A Day Of Celebration And Reflection

On the 4th of July, take a moment to reflect on how fortunate we are to live in this wonderful country, with all of the opportunities and freedoms it provides to us. And please be careful with fireworks!

Saturday, July 02, 2005

 

So What Do I Make Of This Google Search? (Updated)

You may recall that the two biggest searches that hit this site from Google involve a certain medical procedure (not even the embarrassing one!) and ponytails. And occasional others, perhaps involving John Kerry, or some movie or band I happened to see. Stuff like that, real stuff, stuff you’ve heard of.

What you haven’t heard of, except for here, is the story of Princess Wolfie, from her early appearances as the object of a schoolboy crush to her present role over the last eight or nine months as a regular at Team Magnum Cocktail Hours. Screw it, there’s just too many links. Hit the archives, June-August, 2004 for the crush stuff, with the Team Magnum stuff scattered from then til now. Or ask me later if you really want me to do the heavy lifting. But I digress. Thing is, Princess Wolfie is, as you’ve guessed, the blog cover name for a real person, one of the supporting characters on this blog.

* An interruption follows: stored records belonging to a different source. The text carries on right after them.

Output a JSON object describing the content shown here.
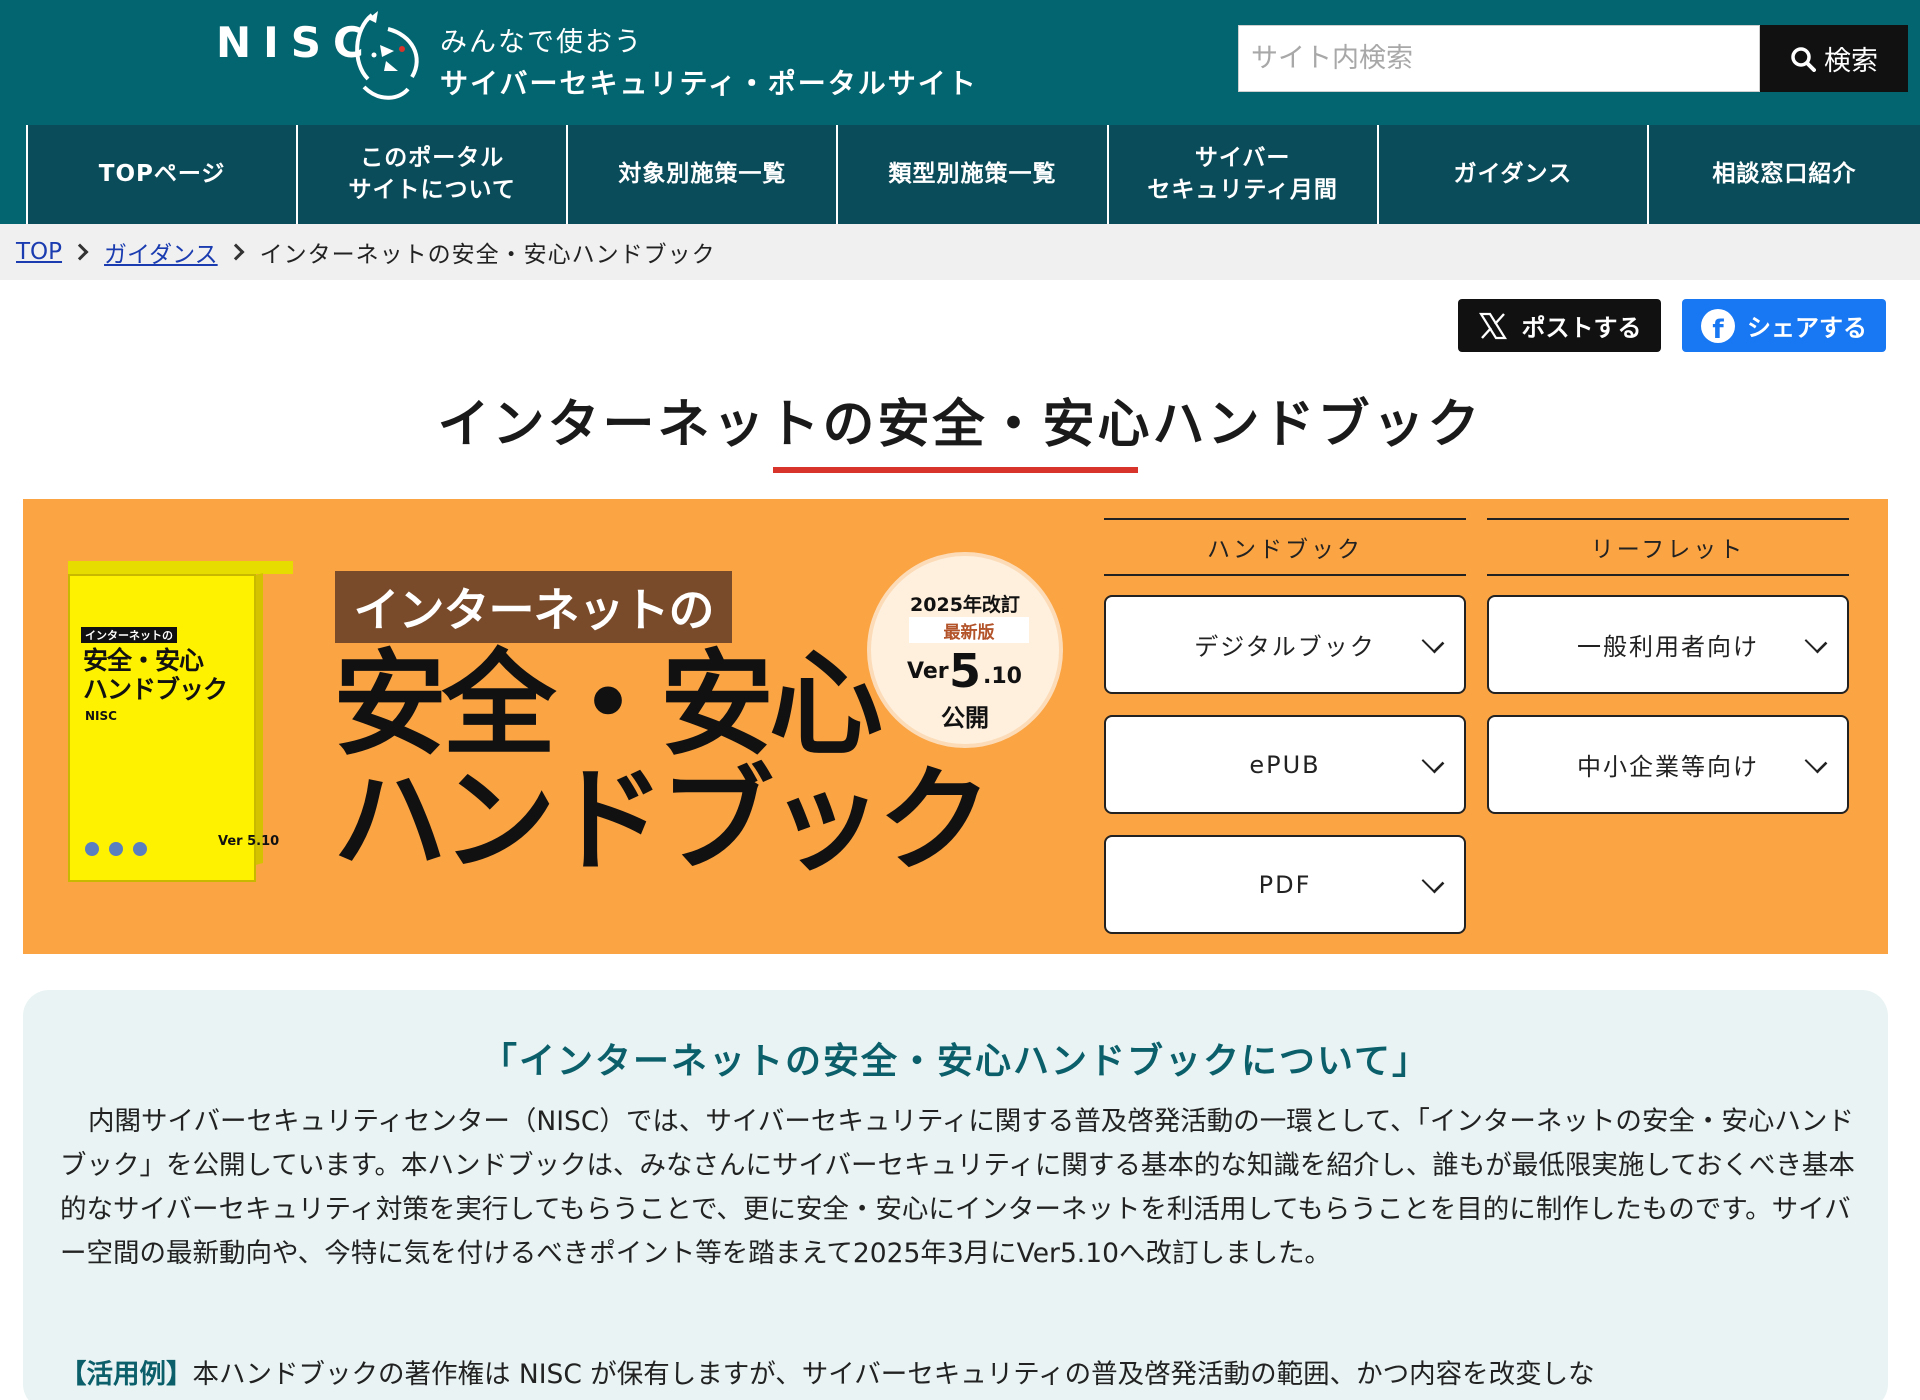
{
  "header": {
    "logo_text": "NISC",
    "tagline_top": "みんなで使おう",
    "tagline_main": "サイバーセキュリティ・ポータルサイト",
    "search_placeholder": "サイト内検索",
    "search_button": "検索",
    "bg_color": "#03656f"
  },
  "nav": {
    "items": [
      {
        "label": "TOPページ"
      },
      {
        "label": "このポータル\nサイトについて"
      },
      {
        "label": "対象別施策一覧"
      },
      {
        "label": "類型別施策一覧"
      },
      {
        "label": "サイバー\nセキュリティ月間"
      },
      {
        "label": "ガイダンス"
      },
      {
        "label": "相談窓口紹介"
      }
    ]
  },
  "breadcrumb": {
    "items": [
      "TOP",
      "ガイダンス"
    ],
    "current": "インターネットの安全・安心ハンドブック"
  },
  "share": {
    "x_label": "ポストする",
    "facebook_label": "シェアする"
  },
  "page_title": "インターネットの安全・安心ハンドブック",
  "banner": {
    "book_small_label": "インターネットの",
    "book_title": "安全・安心\nハンドブック",
    "book_brand": "NISC",
    "book_version": "Ver 5.10",
    "tag": "インターネットの",
    "headline": "安全・安心\nハンドブック",
    "badge_year": "2025年改訂",
    "badge_new": "最新版",
    "badge_ver_label": "Ver",
    "badge_ver": "5",
    "badge_minor": ".10",
    "badge_release": "公開",
    "bg_color": "#fba443",
    "columns": [
      {
        "title": "ハンドブック",
        "buttons": [
          "デジタルブック",
          "ePUB",
          "PDF"
        ]
      },
      {
        "title": "リーフレット",
        "buttons": [
          "一般利用者向け",
          "中小企業等向け"
        ]
      }
    ]
  },
  "info": {
    "heading": "「インターネットの安全・安心ハンドブックについて」",
    "body": "内閣サイバーセキュリティセンター（NISC）では、サイバーセキュリティに関する普及啓発活動の一環として、「インターネットの安全・安心ハンドブック」を公開しています。本ハンドブックは、みなさんにサイバーセキュリティに関する基本的な知識を紹介し、誰もが最低限実施しておくべき基本的なサイバーセキュリティ対策を実行してもらうことで、更に安全・安心にインターネットを利活用してもらうことを目的に制作したものです。サイバー空間の最新動向や、今特に気を付けるべきポイント等を踏まえて2025年3月にVer5.10へ改訂しました。",
    "usage_label": "【活用例】",
    "usage_text": "本ハンドブックの著作権は NISC が保有しますが、サイバーセキュリティの普及啓発活動の範囲、かつ内容を改変しな"
  }
}
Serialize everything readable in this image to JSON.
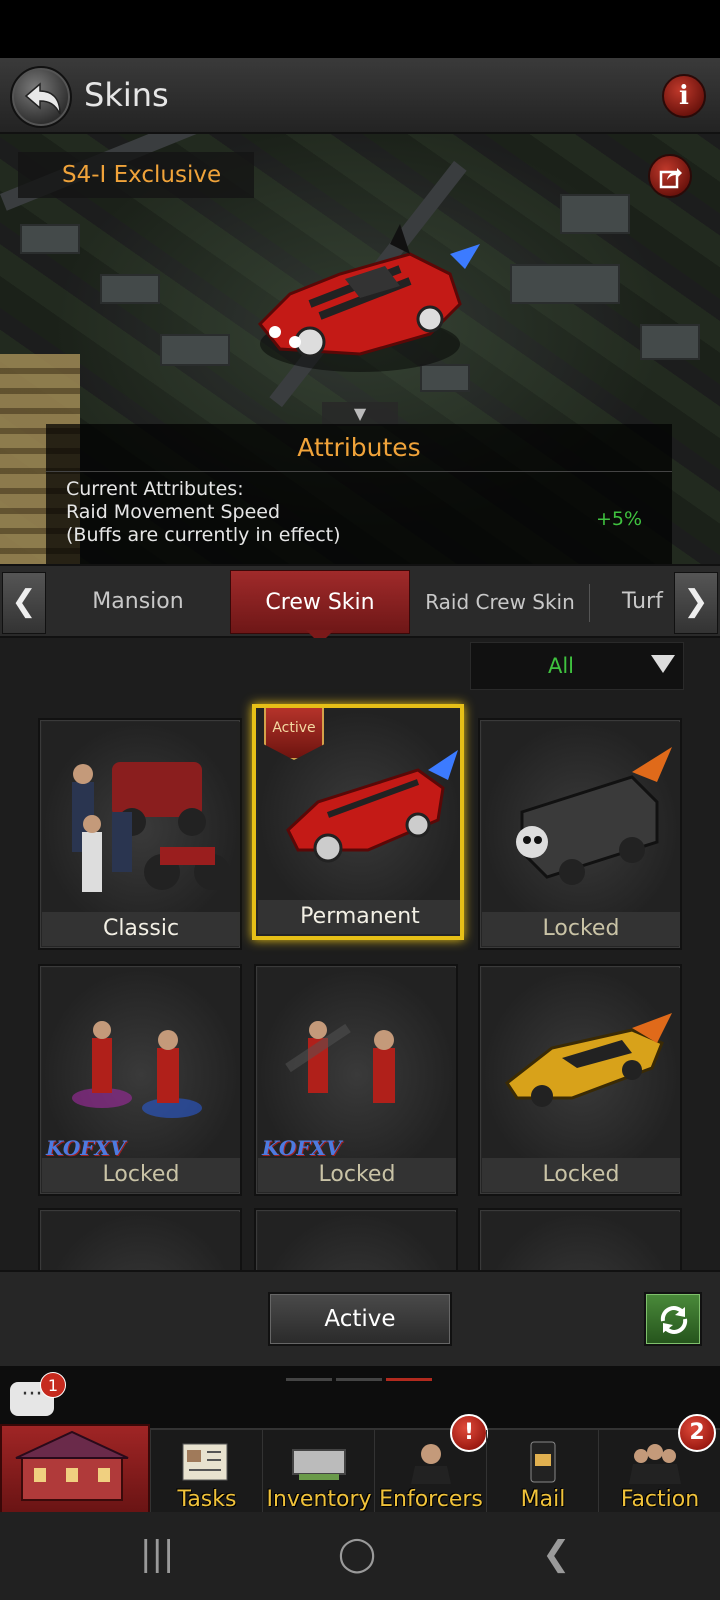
{
  "header": {
    "title": "Skins",
    "info_glyph": "i"
  },
  "preview": {
    "exclusive_tag": "S4-I Exclusive",
    "attributes": {
      "title": "Attributes",
      "line1": "Current Attributes:",
      "line2": "Raid Movement Speed",
      "line3": "(Buffs are currently in effect)",
      "value": "+5%"
    }
  },
  "tabs": {
    "prev_glyph": "❮",
    "next_glyph": "❯",
    "items": [
      {
        "label": "Mansion"
      },
      {
        "label": "Crew Skin"
      },
      {
        "label": "Raid Crew Skin"
      },
      {
        "label": "Turf"
      }
    ],
    "active_index": 1
  },
  "filter": {
    "selected": "All"
  },
  "skins": [
    {
      "label": "Classic",
      "status": "owned"
    },
    {
      "label": "Permanent",
      "status": "selected",
      "badge": "Active"
    },
    {
      "label": "Locked",
      "status": "locked"
    },
    {
      "label": "Locked",
      "status": "locked",
      "logo": "KOFXV"
    },
    {
      "label": "Locked",
      "status": "locked",
      "logo": "KOFXV"
    },
    {
      "label": "Locked",
      "status": "locked"
    }
  ],
  "actions": {
    "active_label": "Active"
  },
  "chat": {
    "badge": "1",
    "glyph": "···"
  },
  "bottom_nav": {
    "tasks": "Tasks",
    "inventory": "Inventory",
    "enforcers": "Enforcers",
    "enforcers_badge": "!",
    "mail": "Mail",
    "faction": "Faction",
    "faction_badge": "2"
  },
  "system_nav": {
    "recents": "|||",
    "home": "◯",
    "back": "❮"
  },
  "colors": {
    "accent_red": "#a02a2a",
    "gold": "#e7c017",
    "green": "#3fc23f",
    "orange": "#f0a33a"
  }
}
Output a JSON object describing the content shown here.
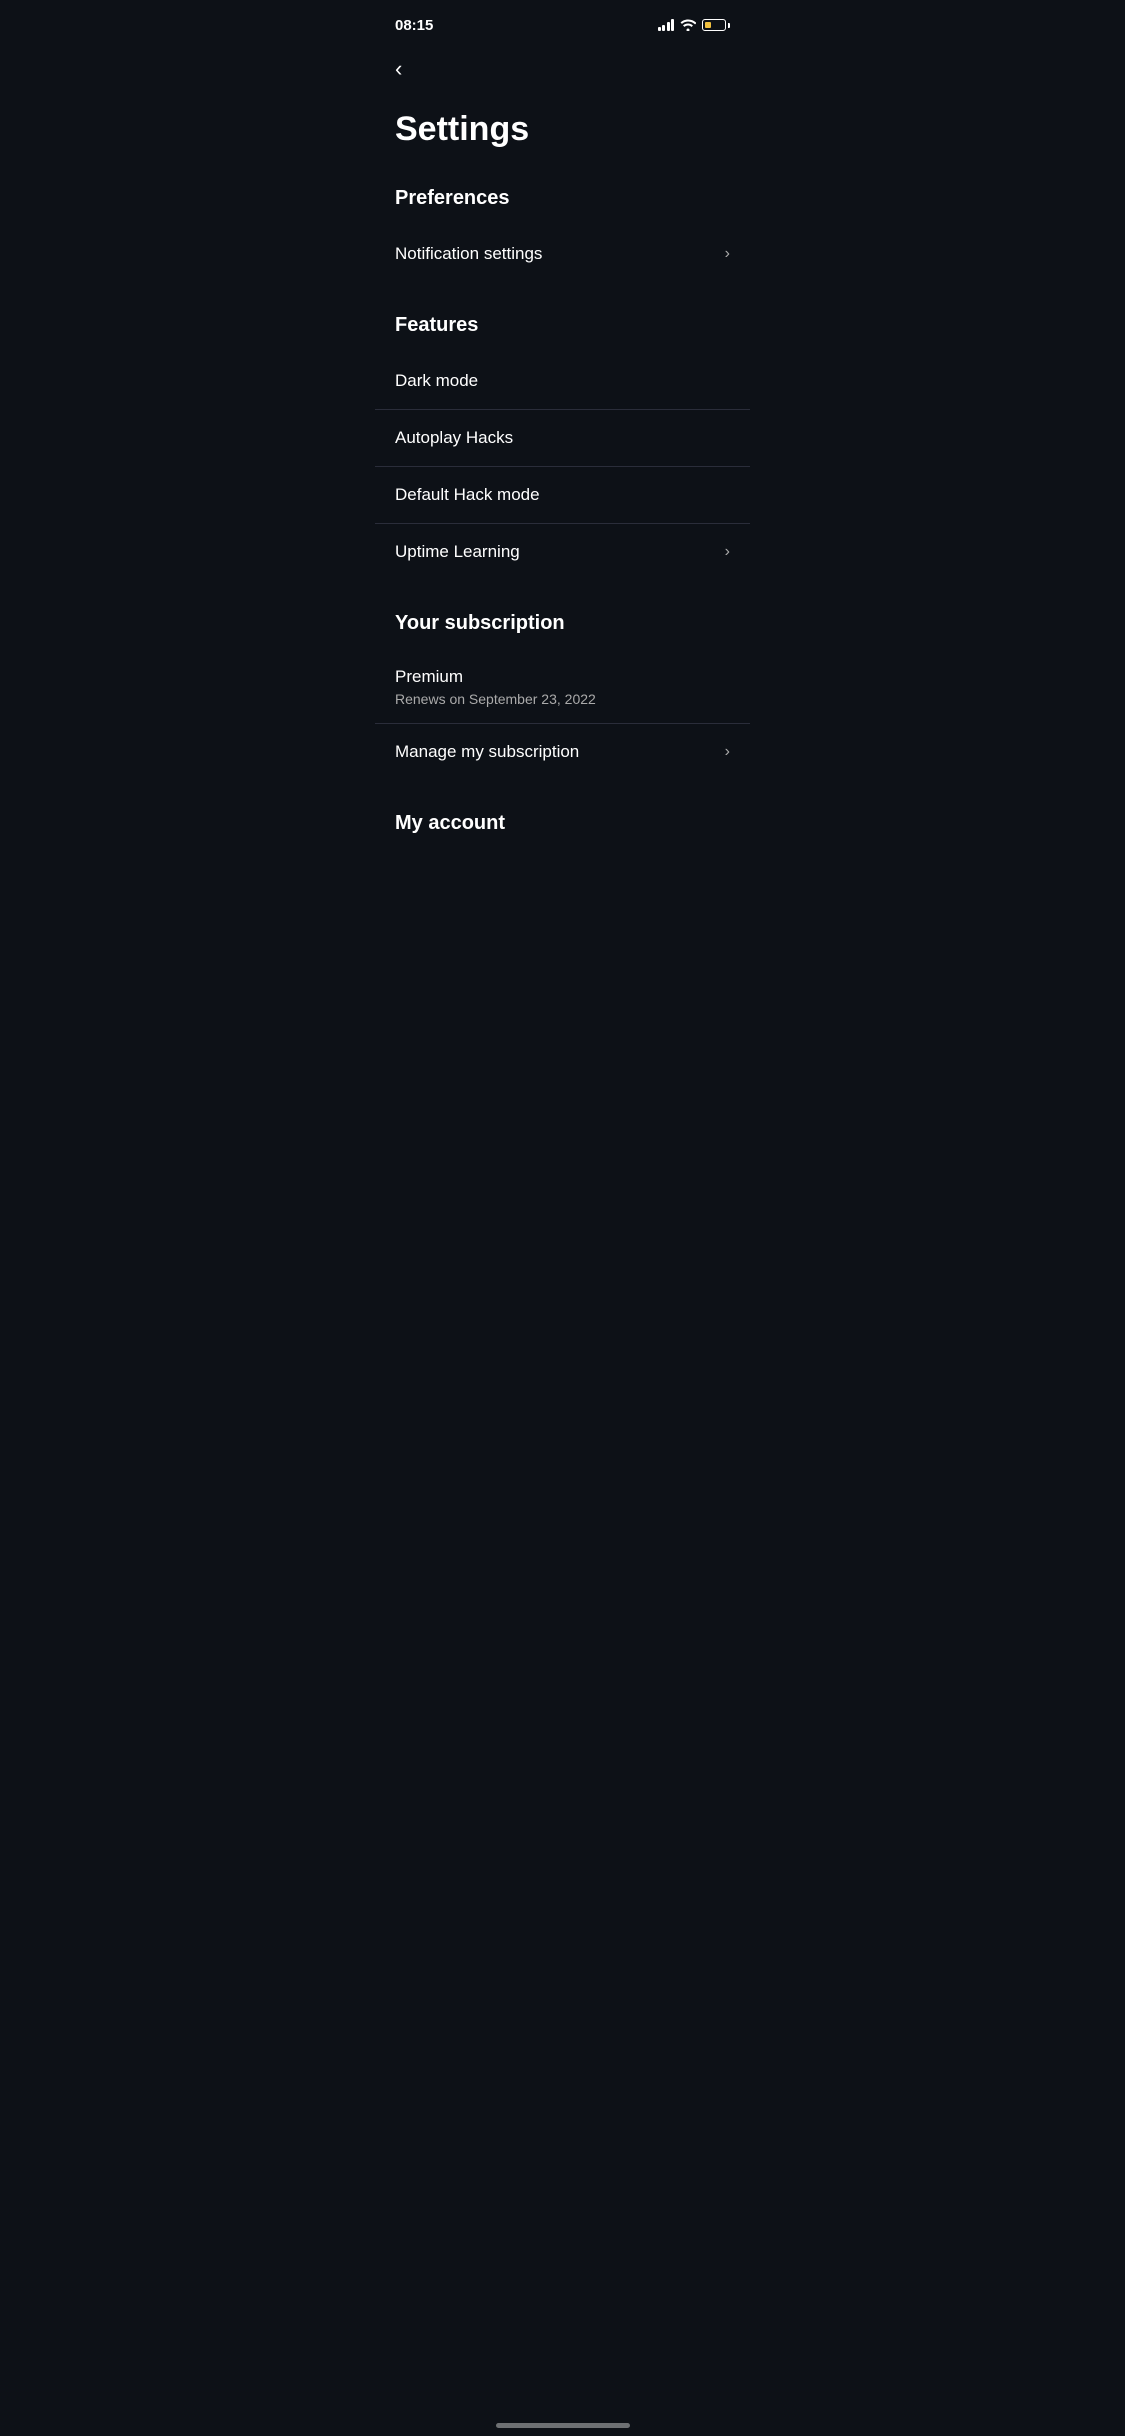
{
  "statusBar": {
    "time": "08:15"
  },
  "nav": {
    "backLabel": "‹"
  },
  "page": {
    "title": "Settings"
  },
  "preferences": {
    "sectionLabel": "Preferences",
    "items": [
      {
        "label": "Notification settings",
        "hasChevron": true
      }
    ]
  },
  "features": {
    "sectionLabel": "Features",
    "items": [
      {
        "label": "Dark mode",
        "hasChevron": false
      },
      {
        "label": "Autoplay Hacks",
        "hasChevron": false
      },
      {
        "label": "Default Hack mode",
        "hasChevron": false
      },
      {
        "label": "Uptime Learning",
        "hasChevron": true
      }
    ]
  },
  "subscription": {
    "sectionLabel": "Your subscription",
    "name": "Premium",
    "renewText": "Renews on September 23, 2022",
    "manageLabel": "Manage my subscription"
  },
  "myAccount": {
    "sectionLabel": "My account"
  },
  "chevron": "›"
}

So did someone read about her here, lose track of this site, and when looking for it again, Googled the only thing he could remember? I can’t help but wonder about the story behind the search. I’m conveniently ignoring the fact that the single other Princess Wolfie hit apparently involved a character mentioned somewhere on this page of the Age of Lords online role playing game. You know, like AD&D.

Who are you, Princess Wolfie searcher?

Actual Update: Oh wait. This post about sexy tattoos is probably hit more often than the ponytail post.